Benjamin H. Alexander formally took over yesterday as the second president of the University of the District of Columbia, pledging to make the school a "flagship institution" with doctoral programs and courses to prepare students for the technological age.

"There will be open admissions at UDC, but there will not be open graduations," Alexander said at the installation ceremony, which was held in the outdoor plaza at the UDC Van Ness campus. "Our faculty will not coddle students . . . ," he said. "Doing so only dooms people to the junk heap of no success."

Looking trim at 60 in a pale grey suit set off by a red tie, Alexander grinned widely as the platform guests, including Mayor Barry, City Council members, leaders of the D.C. public schools and the UDC board of trustees -- each dressed in cap and gown -- spoke of the new spirt of optimism which Alexander has promised to bring to the university.

"Already we see the new direction of the university taking shape and form," said D.C. Schools Superintendent Floretta D. McKenzie. "A new spirit is forming . . . a new level of expectation is surfacing in the community."

After the traditional investiture, in which Alexander donned the official black gown and gold hood of the presidency and received the gold mace and medallion that symbolize his office, the new president pledged that stiffer standards for academic performance would be "vigorously enforced."

Alexander drew loud applause when he noted that last August, the university began enforcing for the first time a five-year-old standard for minimum grade point averages. At that time, 1,000 students were suspended and another 800 expelled for failing to achieve the required average.

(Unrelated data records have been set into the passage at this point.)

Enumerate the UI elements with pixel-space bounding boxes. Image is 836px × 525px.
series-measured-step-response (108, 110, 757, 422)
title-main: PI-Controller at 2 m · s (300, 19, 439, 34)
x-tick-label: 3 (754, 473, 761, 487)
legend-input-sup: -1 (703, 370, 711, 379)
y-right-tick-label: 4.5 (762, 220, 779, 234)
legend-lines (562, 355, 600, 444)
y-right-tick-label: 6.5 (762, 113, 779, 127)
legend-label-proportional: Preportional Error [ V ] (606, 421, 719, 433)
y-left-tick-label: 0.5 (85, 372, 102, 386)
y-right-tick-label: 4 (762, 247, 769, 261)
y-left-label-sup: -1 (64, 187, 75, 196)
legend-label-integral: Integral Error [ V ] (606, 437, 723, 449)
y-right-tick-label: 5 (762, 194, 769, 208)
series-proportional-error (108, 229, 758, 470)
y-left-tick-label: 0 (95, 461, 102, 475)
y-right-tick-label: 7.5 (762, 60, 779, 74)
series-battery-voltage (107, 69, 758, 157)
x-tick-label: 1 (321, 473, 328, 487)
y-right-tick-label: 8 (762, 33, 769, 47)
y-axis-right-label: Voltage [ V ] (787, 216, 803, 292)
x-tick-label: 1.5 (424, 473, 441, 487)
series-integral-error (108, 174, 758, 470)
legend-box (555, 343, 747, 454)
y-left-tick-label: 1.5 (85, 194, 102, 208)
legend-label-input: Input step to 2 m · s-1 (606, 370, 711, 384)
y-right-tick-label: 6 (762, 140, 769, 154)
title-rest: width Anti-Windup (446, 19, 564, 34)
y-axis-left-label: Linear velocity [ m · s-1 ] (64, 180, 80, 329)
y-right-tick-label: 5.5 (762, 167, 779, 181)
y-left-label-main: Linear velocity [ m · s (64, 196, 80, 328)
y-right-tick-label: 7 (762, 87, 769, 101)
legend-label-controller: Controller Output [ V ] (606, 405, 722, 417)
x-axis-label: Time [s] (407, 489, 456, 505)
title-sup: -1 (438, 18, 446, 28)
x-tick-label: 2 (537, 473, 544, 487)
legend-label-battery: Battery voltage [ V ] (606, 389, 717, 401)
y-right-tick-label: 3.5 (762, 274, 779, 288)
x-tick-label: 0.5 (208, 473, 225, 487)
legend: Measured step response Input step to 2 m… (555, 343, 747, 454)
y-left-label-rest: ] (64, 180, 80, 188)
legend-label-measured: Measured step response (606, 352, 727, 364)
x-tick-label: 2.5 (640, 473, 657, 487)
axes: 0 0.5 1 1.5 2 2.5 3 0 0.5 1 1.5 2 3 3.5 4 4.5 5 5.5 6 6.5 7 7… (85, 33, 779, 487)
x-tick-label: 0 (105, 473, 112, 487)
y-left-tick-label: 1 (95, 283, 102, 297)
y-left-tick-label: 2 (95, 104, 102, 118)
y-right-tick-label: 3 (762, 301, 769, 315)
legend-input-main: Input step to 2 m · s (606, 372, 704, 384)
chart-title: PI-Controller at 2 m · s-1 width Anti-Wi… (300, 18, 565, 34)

A touch of the personal also came through as Alexander told of a recent visit he had made with his 22-year-old daughter to the place in Georgia where his grandfather, Lewis Rumph, had been a plantation slave. As soon as his grandfather was freed, Alexander recalled, he changed the family name because "rump is something you sit on and he had heard of Alexander the Great."

"The descendants of my grandfather are now doctors, lawyers, judges, businessmen, politicians -- and a university president" while the descendents of his grandfather's former owner, he said, are still tilling the land in Georgia. "I say to you that being poor is no handicap," Alexander said forcefully.

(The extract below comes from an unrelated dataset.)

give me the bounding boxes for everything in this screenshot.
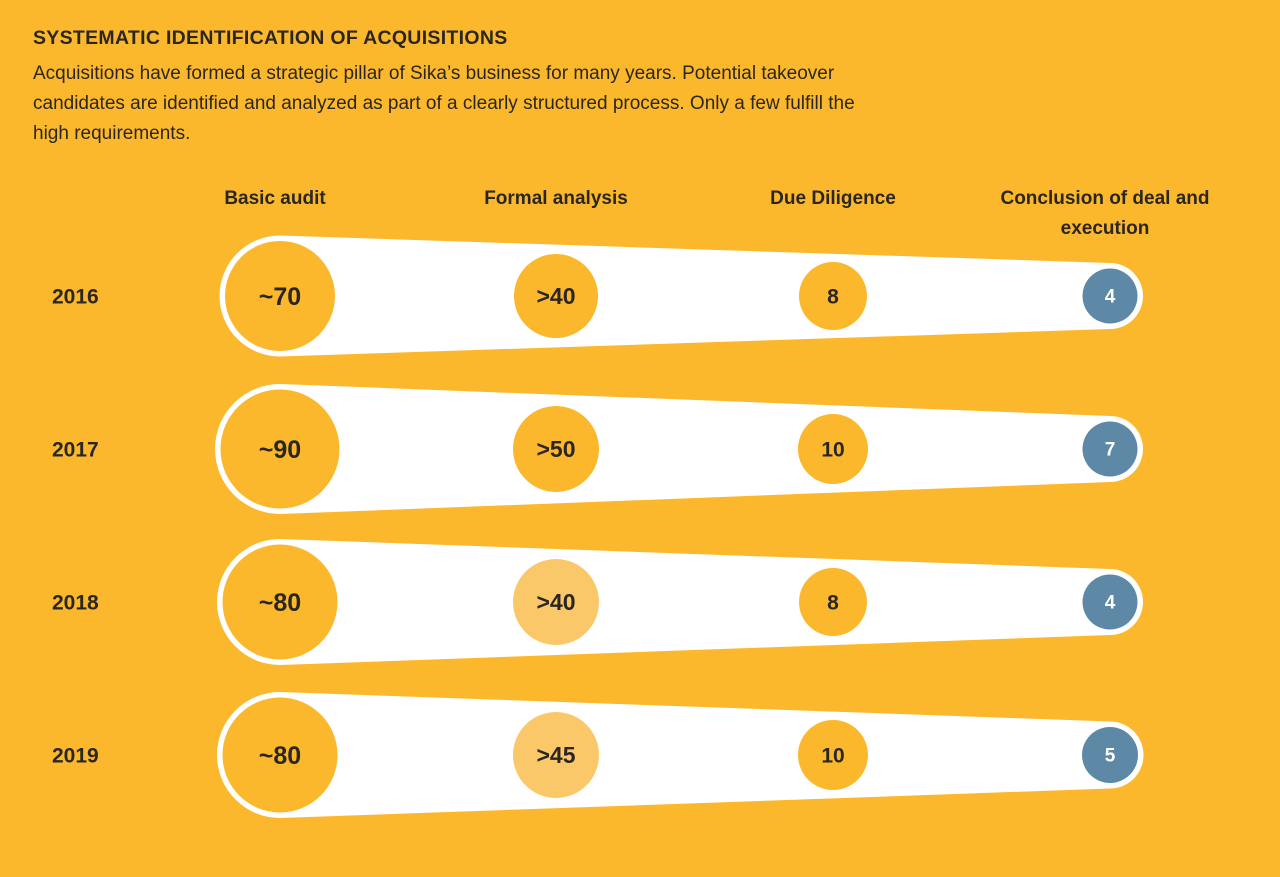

The new president, who spoke extemporaneously despite a prepared text, announced to the crowd that the mayor had pledged his support for the construction of a new science building. As president, Alexander said he intended to see through the construction of a new downtown campus at Mount Vernon Square, a project long stalled by Congressional opposition.

Alexander replaces Lisle C. Carter Jr., first president of the university formed by the merger of D.C. Teachers College, Federal City College and the Washington Technical Institute. UDC officials have scheduled a ceremony today naming the plaza at the Van Ness campus after former WTI president Cleveland L. Dennard.

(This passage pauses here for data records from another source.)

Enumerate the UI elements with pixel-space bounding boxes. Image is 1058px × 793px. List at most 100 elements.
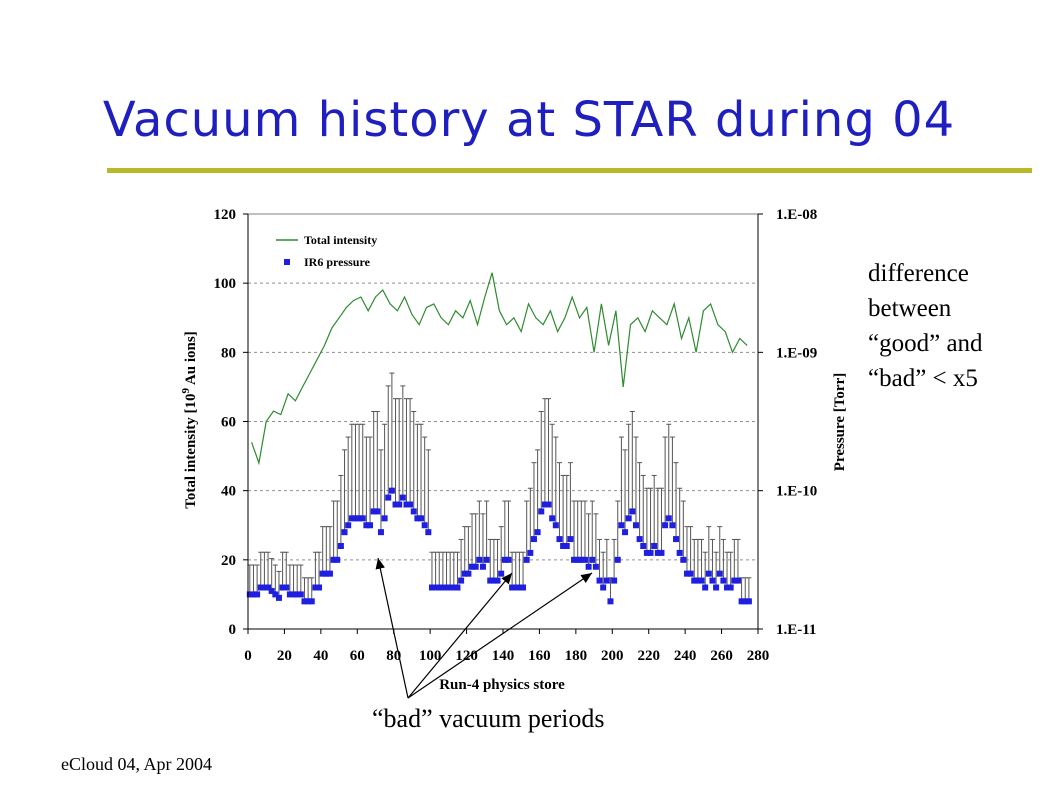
pressure-point [563,543,570,549]
footer-text: eCloud 04, Apr 2004 [61,754,212,774]
pressure-point [560,543,567,549]
pressure-point [461,570,468,577]
x-tick-label: 160 [528,648,551,664]
pressure-point [512,584,519,591]
pressure-point [348,515,355,522]
pressure-point [246,591,253,598]
slide-title: Vacuum history at STAR during 04 [102,92,956,148]
pressure-point [363,522,370,529]
pressure-point [618,522,625,529]
pressure-point [589,556,596,563]
pressure-point [669,522,676,529]
arrow-bad-period-1 [375,557,409,699]
pressure-point [534,529,541,536]
pressure-point [720,577,727,584]
x-tick-label: 240 [674,648,697,664]
pressure-point [410,508,417,515]
pressure-point [356,515,363,522]
pressure-point [283,584,290,591]
pressure-point [578,556,585,563]
y-tick-label: 20 [221,553,236,569]
pressure-point [556,536,563,543]
x-tick-label: 260 [710,648,733,664]
x-tick-label: 20 [277,648,292,664]
pressure-point [476,556,483,563]
y-tick-label: 80 [221,345,236,361]
pressure-point [691,577,698,584]
y2-tick-label: 1.E-09 [776,345,817,361]
pressure-point [254,591,261,598]
pressure-point [665,515,672,522]
pressure-point [636,536,643,543]
pressure-point [742,598,749,605]
y-tick-label: 120 [214,207,237,223]
pressure-point [261,584,268,591]
pressure-point [265,584,272,591]
pressure-point [290,591,297,598]
pressure-point [359,515,366,522]
pressure-point [454,584,461,591]
pressure-point [516,584,523,591]
pressure-point [319,570,326,577]
x-tick-label: 200 [601,648,624,664]
x-tick-label: 180 [565,648,588,664]
pressure-point [538,508,545,515]
pressure-point [662,522,669,529]
pressure-point [399,494,406,501]
pressure-point [614,556,621,563]
pressure-point [407,501,414,508]
pressure-point [297,591,304,598]
pressure-point [713,584,720,591]
pressure-point [428,584,435,591]
pressure-point [330,556,337,563]
pressure-point [392,501,399,508]
arrow-bad-period-2 [407,572,513,699]
x-tick-label: 220 [637,648,660,664]
pressure-point [687,570,694,577]
pressure-point [316,584,323,591]
x-tick-label: 120 [455,648,478,664]
pressure-point [374,508,381,515]
pressure-point [377,529,384,536]
pressure-point [396,501,403,508]
x-tick-label: 100 [419,648,442,664]
pressure-point [625,515,632,522]
pressure-point [545,501,552,508]
pressure-point [607,598,614,605]
pressure-point [337,543,344,549]
pressure-point [483,556,490,563]
x-tick-label: 280 [747,648,770,664]
total-intensity-line [251,272,748,466]
pressure-point [370,508,377,515]
note-line: between [868,295,952,322]
pressure-point [705,570,712,577]
pressure-point [432,584,439,591]
pressure-point [596,577,603,584]
pressure-point [323,570,330,577]
pressure-point [250,591,257,598]
pressure-point [275,594,282,601]
note-line: “bad” < x5 [868,365,978,392]
y-tick-label: 40 [221,484,236,500]
legend-label-ir6-pressure: IR6 pressure [304,255,371,269]
x-tick-label: 80 [386,648,401,664]
pressure-point [443,584,450,591]
pressure-point [458,577,465,584]
pressure-point [571,556,578,563]
bad-vacuum-annotation: “bad” vacuum periods [372,704,605,733]
pressure-point [592,563,599,570]
pressure-point [527,549,534,556]
pressure-point [501,556,508,563]
pressure-point [490,577,497,584]
pressure-point [680,556,687,563]
difference-note: difference between “good” and “bad” < x5 [868,256,1048,396]
pressure-point [286,591,293,598]
pressure-point [367,522,374,529]
y-tick-label: 0 [229,622,237,638]
pressure-point [418,515,425,522]
pressure-point [450,584,457,591]
pressure-point [658,549,665,556]
pressure-point [673,536,680,543]
pressure-point [472,563,479,570]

Despite the upbeat tone of yesterday's ceremony, relations between Alexander and some university trustees and faculty remain strained.

No representative of the Faculty Senate or Faculty Association was invited to speak at yesterday's installation or to sit among platform guests -- a decision which Faculty Senate President Wilmer L. Johnson called "a deliberate affront . . . based on biased opinion rather than academic protocol."

Marjorie Parker, chairman of the board of trustees, said the faculty leadership was excluded because they had "pursued litigation" to try to block Alexander's appointment. A suit filed by five trustees seeking to halt the appointment is still pending in D.C. Superior Court.

Alexander told a reporter yesterday that the board of trustees, not he, planned the installation program. He expressed his continued interest in working with all members of the faculty.

Johnson said that Alexander had angered many faculty members last week when he unexpectedly requested that the board of trustees delay ratification of the faculty's new contract after negotiations had concluded. Alexander objected to some provisions related to the number of hours faculty members are required to teach.